In another letter Henry longed for their meeting which ‘is on my part the more desired than any earthly thing; for what joy in this world can be greater than to have the company of her who is the most dearly loved’. How do you gently refuse a great and powerful king? She sent him a diamond, which was decorated with an image of a lady in her ship. The lady was tossed about on the waves, but the diamond is a symbol of an imperishable and steadfast heart.

Katherine herself was being cast aside. After the treaty with France it was no longer necessary to appease her nephew, Charles V. When three of her Spanish ladies complained of the dukedom given to Henry’s illegitimate son, Henry FitzRoy, they were dismissed from court. Katherine’s letters were being opened and read by Wolsey. The cardinal, or the king, placed spies among her entourage. Wolsey insisted that he should be present at any interview between her and Charles’s representatives. Yet the king’s displeasure was not visited upon the child, who might still become queen of England. Mary now had her own household of more than 300 servants; at dinner she could choose between thirty-five courses. She hawked and hunted; she played cards and gambled with dice.

There was, of course, always the possibility of a son. It seems fair to assume that Henry had at first wanted Anne as a mistress but, after the first infatuation, decided that she should be his wife. With Anne Boleyn as the prospective bride, the future of the dynasty might soon be secured. Without a son, as Henry claimed soon after, the kingdom would be overwhelmed by ‘mischief and trouble’. His doubts about the union with Katherine of Aragon were undoubtedly genuine. He was not acting out of lust for Anne Boleyn alone. If he had married Katherine despite the injunction of Leviticus, to refrain from the widow of a dead brother, he might truly have been cursed. Twenty-four years before, a papal dispensation had been obtained for the union. It was his duty now to have that original dispensation declared null and void so that he could be properly married for the first time. The pope could not, and should not, waive divine law as expressed in the Bible itself. The conscience of the king was the important matter; the word appears in many of his letters as a way of justifying himself to heaven. He once declared that conscience ‘is the highest and supreme court for judgement or justice’. He knew that he was right.

So, in the spring of 1527, Henry began his first attempt to have his marriage to Katherine annulled by Pope Clement VII. He told his wife that he was only exploring the questions raised by certain lawyers and theologians, at which point she wept and swore that her union with Prince Arthur had never been consummated. She knew which way the wind was blowing. In May 1527, Wolsey called the king to appear before him and the archbishop of Canterbury in order to discuss the status of the marriage. It was a piece of stage management, the king himself having already determined that the cardinal would declare the marriage null and void. Yet as papal legate Wolsey could not decide the matter without putting the case to the pope. He adjourned the proceedings and declared that he would consult more widely. This was the beginning of all the troubles that led eventually to the break with Rome.
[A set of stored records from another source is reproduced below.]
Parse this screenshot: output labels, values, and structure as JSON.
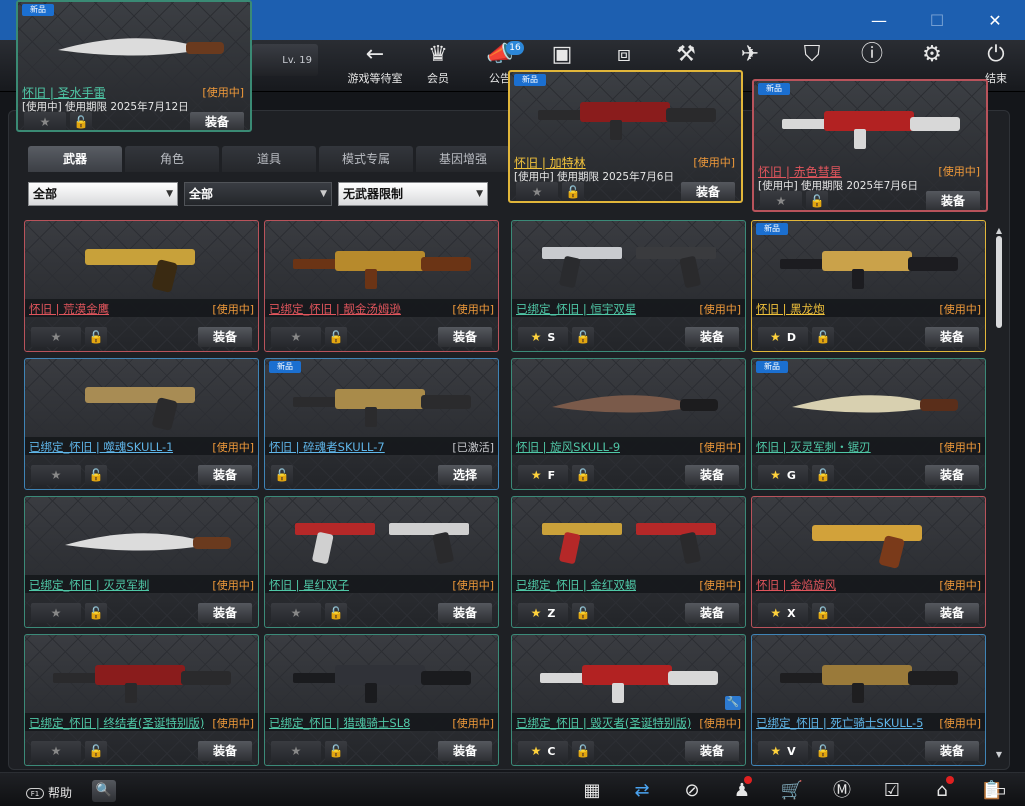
{
  "window": {
    "minimize": "—",
    "maximize": "☐",
    "close": "✕"
  },
  "profile": {
    "level": "Lv. 19"
  },
  "nav": [
    {
      "label": "游戏等待室",
      "icon": "back-arrow-icon",
      "glyph": "←"
    },
    {
      "label": "会员",
      "icon": "crown-icon",
      "glyph": "♛"
    },
    {
      "label": "公告",
      "icon": "megaphone-icon",
      "glyph": "📣"
    },
    {
      "label": "",
      "icon": "calendar-icon",
      "glyph": "▣"
    },
    {
      "label": "",
      "icon": "bag-icon",
      "glyph": "⧈"
    },
    {
      "label": "",
      "icon": "hammer-icon",
      "glyph": "⚒"
    },
    {
      "label": "",
      "icon": "ticket-icon",
      "glyph": "✈"
    },
    {
      "label": "",
      "icon": "clan-shield-icon",
      "glyph": "⛉"
    },
    {
      "label": "",
      "icon": "alert-icon",
      "glyph": "ⓘ"
    },
    {
      "label": "",
      "icon": "settings-gear-icon",
      "glyph": "⚙"
    },
    {
      "label": "结束",
      "icon": "power-icon",
      "glyph": "⏻"
    }
  ],
  "notice_badge": "16",
  "tabs": [
    "武器",
    "角色",
    "道具",
    "模式专属",
    "基因增强"
  ],
  "filters": {
    "category": "全部",
    "type": "全部",
    "restriction": "无武器限制"
  },
  "popups": [
    {
      "tag": "新品",
      "name": "怀旧 | 圣水手雷",
      "status": "[使用中]",
      "expiry": "[使用中] 使用期限 2025年7月12日",
      "action": "装备",
      "star": "★"
    },
    {
      "tag": "新品",
      "name": "怀旧 | 加特林",
      "status": "[使用中]",
      "expiry": "[使用中] 使用期限 2025年7月6日",
      "action": "装备",
      "star": "★"
    },
    {
      "tag": "新品",
      "name": "怀旧 | 赤色彗星",
      "status": "[使用中]",
      "expiry": "[使用中] 使用期限 2025年7月6日",
      "action": "装备",
      "star": "★"
    }
  ],
  "items": [
    {
      "tag": "",
      "name": "怀旧 | 荒漠金鹰",
      "status": "[使用中]",
      "action": "装备",
      "star": "★",
      "key": "",
      "color": "red",
      "lock": "gold",
      "gun": "pistol-gold"
    },
    {
      "tag": "",
      "name": "已绑定_怀旧 | 靓金汤姆逊",
      "status": "[使用中]",
      "action": "装备",
      "star": "★",
      "key": "",
      "color": "red",
      "lock": "gold",
      "gun": "smg-gold"
    },
    {
      "tag": "",
      "name": "已绑定_怀旧 | 恒宇双星",
      "status": "[使用中]",
      "action": "装备",
      "star": "★",
      "key": "S",
      "color": "teal",
      "lock": "gold",
      "gun": "dual-silver"
    },
    {
      "tag": "新品",
      "name": "怀旧 | 黑龙炮",
      "status": "[使用中]",
      "action": "装备",
      "star": "★",
      "key": "D",
      "color": "gold",
      "lock": "blue",
      "gun": "dragon-cannon"
    },
    {
      "tag": "",
      "name": "已绑定_怀旧 | 噬魂SKULL-1",
      "status": "[使用中]",
      "action": "装备",
      "star": "★",
      "key": "",
      "color": "blue",
      "lock": "gold",
      "gun": "revolver"
    },
    {
      "tag": "新品",
      "name": "怀旧 | 碎魂者SKULL-7",
      "status": "[已激活]",
      "action": "选择",
      "star": "",
      "key": "",
      "color": "blue",
      "lock": "blue",
      "gun": "mg-gold"
    },
    {
      "tag": "",
      "name": "怀旧 | 旋风SKULL-9",
      "status": "[使用中]",
      "action": "装备",
      "star": "★",
      "key": "F",
      "color": "teal",
      "lock": "gold",
      "gun": "axe"
    },
    {
      "tag": "新品",
      "name": "怀旧 | 灭灵军刺・锯刃",
      "status": "[使用中]",
      "action": "装备",
      "star": "★",
      "key": "G",
      "color": "teal",
      "lock": "blue",
      "gun": "knife-saw"
    },
    {
      "tag": "",
      "name": "已绑定_怀旧 | 灭灵军刺",
      "status": "[使用中]",
      "action": "装备",
      "star": "★",
      "key": "",
      "color": "teal",
      "lock": "gold",
      "gun": "knife"
    },
    {
      "tag": "",
      "name": "怀旧 | 星红双子",
      "status": "[使用中]",
      "action": "装备",
      "star": "★",
      "key": "",
      "color": "teal",
      "lock": "gold",
      "gun": "dual-red"
    },
    {
      "tag": "",
      "name": "已绑定_怀旧 | 金红双蝎",
      "status": "[使用中]",
      "action": "装备",
      "star": "★",
      "key": "Z",
      "color": "teal",
      "lock": "gold",
      "gun": "dual-gold"
    },
    {
      "tag": "",
      "name": "怀旧 | 金焰旋风",
      "status": "[使用中]",
      "action": "装备",
      "star": "★",
      "key": "X",
      "color": "red",
      "lock": "gold",
      "gun": "flare"
    },
    {
      "tag": "",
      "name": "已绑定_怀旧 | 终结者(圣诞特别版)",
      "status": "[使用中]",
      "action": "装备",
      "star": "★",
      "key": "",
      "color": "teal",
      "lock": "gold",
      "gun": "minigun"
    },
    {
      "tag": "",
      "name": "已绑定_怀旧 | 猎魂骑士SL8",
      "status": "[使用中]",
      "action": "装备",
      "star": "★",
      "key": "",
      "color": "teal",
      "lock": "gold",
      "gun": "sniper"
    },
    {
      "tag": "",
      "name": "已绑定_怀旧 | 毁灭者(圣诞特别版)",
      "status": "[使用中]",
      "action": "装备",
      "star": "★",
      "key": "C",
      "color": "teal",
      "lock": "gold",
      "gun": "mg-xmas"
    },
    {
      "tag": "",
      "name": "已绑定_怀旧 | 死亡骑士SKULL-5",
      "status": "[使用中]",
      "action": "装备",
      "star": "★",
      "key": "V",
      "color": "blue",
      "lock": "gold",
      "gun": "rifle-gold"
    }
  ],
  "footer": {
    "help_key": "F1",
    "help_label": "帮助",
    "search_icon": "🔍",
    "icons": [
      {
        "name": "calendar-icon",
        "glyph": "▦"
      },
      {
        "name": "swap-icon",
        "glyph": "⇄"
      },
      {
        "name": "compass-icon",
        "glyph": "⊘"
      },
      {
        "name": "runner-icon",
        "glyph": "♟"
      },
      {
        "name": "cart-icon",
        "glyph": "🛒"
      },
      {
        "name": "mall-icon",
        "glyph": "Ⓜ"
      },
      {
        "name": "checklist-icon",
        "glyph": "☑"
      },
      {
        "name": "home-icon",
        "glyph": "⌂"
      },
      {
        "name": "clipboard-icon",
        "glyph": "📋"
      },
      {
        "name": "battery-icon",
        "glyph": "▭"
      }
    ]
  }
}
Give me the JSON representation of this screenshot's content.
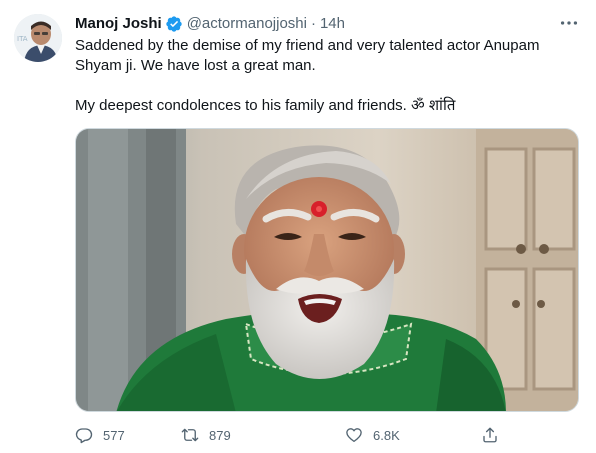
{
  "tweet": {
    "author": {
      "display_name": "Manoj Joshi",
      "verified": true,
      "handle": "@actormanojjoshi",
      "avatar_icon": "profile-photo"
    },
    "separator": "·",
    "timestamp": "14h",
    "text_paragraphs": [
      "Saddened by the demise of my friend and very talented actor Anupam Shyam ji. We have lost a great man.",
      "My deepest condolences to his family and friends. ॐ शांति"
    ],
    "media": {
      "icon": "photo-of-man-with-white-beard-green-kurta"
    },
    "actions": {
      "reply": {
        "icon": "reply-icon",
        "count": "577"
      },
      "retweet": {
        "icon": "retweet-icon",
        "count": "879"
      },
      "like": {
        "icon": "heart-icon",
        "count": "6.8K"
      },
      "share": {
        "icon": "share-icon",
        "count": ""
      }
    }
  },
  "colors": {
    "text_primary": "#0f1419",
    "text_secondary": "#536471",
    "verified_blue": "#1d9bf0",
    "border": "#cfd9de"
  }
}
Wolsey was not sure of the identity of the king’s intended bride. He assumed that it would be a diplomatic marriage, perhaps to a female of the French royal house. Anne Boleyn seemed to him to be another court mistress. Yet now Henry went behind his back; taking advantage of Wolsey’s absence on a diplomatic mission in France, he sent one of his secretaries to Rome with the draft of a papal bull allowing the king to marry another and unnamed woman with the blessing and authority of the Church. The king told his secretary that the matter would remain secret ‘for any craft the cardinal or any other can find’. This is a significant reference to his chief minister, suggesting that their early intimate relations had come to an end. Henry now also began to employ scholars and divines to research all precedents, and to press his case in print. At some point in 1527 work began on collecting and collating a set of arguments for the king’s divorce; Henry called it ‘liber noster’ or ‘our book’.